Millions of Chileans like Fernández are returning to full lockdown Thursday after health authorities this week ordered a return to Phase One restrictions. The renewed order means 70 percent of Chile’s 19 million people will be confined to home under tighter measures, such as the removal of permits to visit supermarkets on weekends.
On Saturday, Chile recorded its highest number of daily cases since the beginning of the pandemic, 7,084 new Covid-19 cases, breaking the single-day record of 6,938 reported in June.
The second wave is edging the country’s health care system perilously close to the breaking point. Critical bed occupancy is at 95 percent, and many medical staff members embroiled in Covid-19-infected wards for a year — sometimes working on complex cases beyond their expertise levels — have taken medical leave because of exhaustion and stress.
Delivering around 225,000 doses a day — mostly of the Chinese Sinovac vaccine — Chile has administered nearly 9 million doses so far, equivalent to 47 doses per 100 people, according to the University of Oxford in England. Only Israel and the United Arab Emirates have administered more. By contrast, the second-highest performer in Latin America is Brazil, at 7 doses per 100 people.
“I see young people everywhere gathering in big groups, at birthday parties or for holidays. Masks are mandatory in Chile, but I see many youngsters with them around their chins, eating food on the subway, just not being careful,” Fernández said. “I think they believe the government is trying to manipulate them with the rules, but it just feels like they don’t care about protecting me as an older person.”

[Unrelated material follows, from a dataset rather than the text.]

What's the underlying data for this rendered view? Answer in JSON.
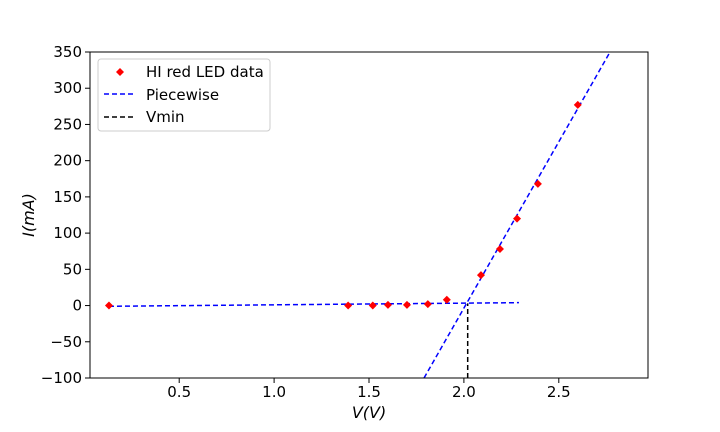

Dr. Ximena Aguilera Sanhueza, director of Chile’s Epidemiology and Health Policy Center, who sits on the Covid-19 advisory board to Chile’s Health Ministry, said: “Young people are drivers of the pandemic, but large increases in mobility over the recent summer also appear to be a major causes of the increase in infections. There are many variables, always changing.”
A report by Universidad del Desarrollo, where Aguilera is based, tracked mobile phone data that showed vast increases in people’s movements in January and February — when Chileans were permitted to travel on vacation after interregional travel had previously been banned except for essential cases.
The holiday allowance saw 5 million people moving around the country in summer at the beginning of the year, and cases have now dragged Chile into a medical crisis, with winter looming.
“We are now at a critical stage and in a race between having enough intensive care units and staff for patients and the protection we hope will be gained by continuing the vaccines,” Aguilera said.
Dr. Claudia Cortés, vice president of the Chilean Society of Infectious Diseases, said some aspects of the second wave were even more worrying than the first wave.
“We expect the cases to continue to rise into the coming weeks, and this does not bode well when our hospital system is already close to collapse,” Cortés said. “In the first wave, sporadic outbreaks meant we could evacuate patients to other hospitals with more beds available, but following the vacations the hospitals are at capacity all over the country.”
Aguilera and Cortés cited a mix of factors that contributed to the rise in cases, with new variants from Brazil and the U.K., now confirmed in Chile, playing a role.
But there are strong suggestions that the fanfare and hype around Chile’s successful program might also have lulled people into dropping their guard.
“The government was overoptimistic, and there was a mishandling of information around the good initial rollout of vaccine,” Cortés said. “It seems people got the impression everything is fine now, but there needs to be a clear message that the vaccines are just one part of combatting the pandemic. It does not mean that we can forget the basics like social distancing and wearing masks.
“Nearly 6 million people have received their first dosage, but only 3 million have received their second dose,” she said. “Peak immunity for individuals doesn’t occur until around 14 days after the second dosage, and to achieve herd immunity, we need around 80 percent of the population to reach that point. We do not expect to arrive there until around June or July at the current rate, and even then, this does not provide full protection from infection.
Liam Miller is a freelance journalist based in Chile.